このブログは私が見に行った演劇作品、映画等の覚書です。 評価、満足度を☆の数で示しています。☆☆☆☆☆が満点です。★は☆の二分の一です。

りんごりらっぱんつ

劇団競泳水着
劇団競泳水着 OFFICIAL WEB SITE

  • 作・演出:上野友之
  • 舞台監督:藤田有紀彦
  • 照明:島田雄峰(lighting staff Ten-Holes)
  • 音響:星野大輔
  • 美術:細野今日子
  • 衣裳:川村紗也
  • 出演:細野今日子、大川翔子、川村紗也(以上、劇団競泳水着);今村圭佑(Mrs.fictions)、金丸慎太郎(国道五十八号戦線/贅沢な妥協策)、川上友里(はえぎわ)、木村美月(クロムモリブデン)、倉田大輔、澤田慎司、ザンヨウコ(危婦人)、根津茂尚(あひるなんちゃら)、真下かおる(くねくねし)、和知龍範
  • 劇場:新宿三丁目 サンモールスタジオ
  • 評価:☆☆☆☆
                            • -

団初見。
胴長でつくしんぼうみたいにひょろっと細い女優、大川翔子さんを昨年から黒澤世莉氏演出の舞台で見ていて、その個性的な風貌としれーっとした雰囲気が好きになった。この大川翔子さんを含め可愛らしい女優三名が所属する劇団の公演ということで行くかどうか迷っていたが、twitterなどでの評判がとてもいいので観に行くことにした。

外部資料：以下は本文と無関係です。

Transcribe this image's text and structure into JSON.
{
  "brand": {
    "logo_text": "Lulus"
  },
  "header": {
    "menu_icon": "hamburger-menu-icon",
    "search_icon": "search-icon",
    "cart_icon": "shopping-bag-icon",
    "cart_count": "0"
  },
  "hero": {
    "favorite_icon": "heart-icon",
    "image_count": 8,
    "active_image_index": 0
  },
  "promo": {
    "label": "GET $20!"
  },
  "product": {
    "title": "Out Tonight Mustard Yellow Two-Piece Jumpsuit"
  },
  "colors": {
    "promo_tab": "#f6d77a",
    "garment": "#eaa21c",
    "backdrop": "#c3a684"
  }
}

評判通りとても面白い芝居だった。脚本がよくできている。甘く切ない青春群像もの。劇中では複数の場所での二十数年の時間が経過が描かれているが、巧みな構成と抽象的な舞台美術を生かすことで時の流れと場の転換をスムーズにつないでいる。状況が過不足なく舞台上で示され、芝居のリズムもいいので退屈することがない。

女優陣は劇団所属の三名の他、客演の女優も可愛らしい。男優も若くて細身のハンサムな役者が揃っている。物語は上京しパティシエールの道を選ぶ妹が主人公。クールで感情の動きがあまり見えない彼女の生き方には、事故で若くして死んでしまった姉への思いが影響している。妹は図らずも姉が志望してたパティシエールを自分の職とすることになる。この姉妹の関係に妹とルームシェアしている男の兄弟間の軋轢が対比されることで物語に膨らみがもたらされる。さらに妹が働くレストランでのエピソード、妹がふった元彼氏にその女友達が語るエピソードなどが絡まりあい、最後にひとつに重なる。長い年月を経たあとで、様々な偶然の重なりによって死んでしまった姉への哀惜から妹はようやく解放される。そして自分の幸せのために人生の新たな一歩を踏み出しはじめるという希望に満ちたラストシーンは感動的だった。

極めて完成度の高い、素敵な作品ではあったけれど、美男美女による青春群像劇というのは見ていてどこか白けてしまうところもある。これはいかにも現実に存在しそうであり、手に入りそうではあるけれど、実際のところ、私には無縁であった種類の甘美な青春だったからだ。こういう「夢」を見させるがゆえに劇団競泳水着は「トレンディドラマ」なのだろうか? しかし青春の描写はフィクションのなかでも、かろやかで洒落たTD(トレンディ・ドラマ)風ではなく、もっと生々しくみじめで情けないDT(童貞)風であって欲しいように私は思うのだ。

女優も可愛かったけれど、隣に座った観客がまた滅多に見かけることができないようなメガネ美人だった。舞台にも隣にも美女となるとさすがに芝居に集中するのは難しい。「なんてきれいな人なんだろう」と気になってしかたない。
その隣席の美女のお腹が観劇中にきゅーきゅー鳴るのだ。お腹が空いていたのか? このきゅーきゅーお腹がなる音もまた芝居の内容に劣らず切ない美しさに満ちていたのであった。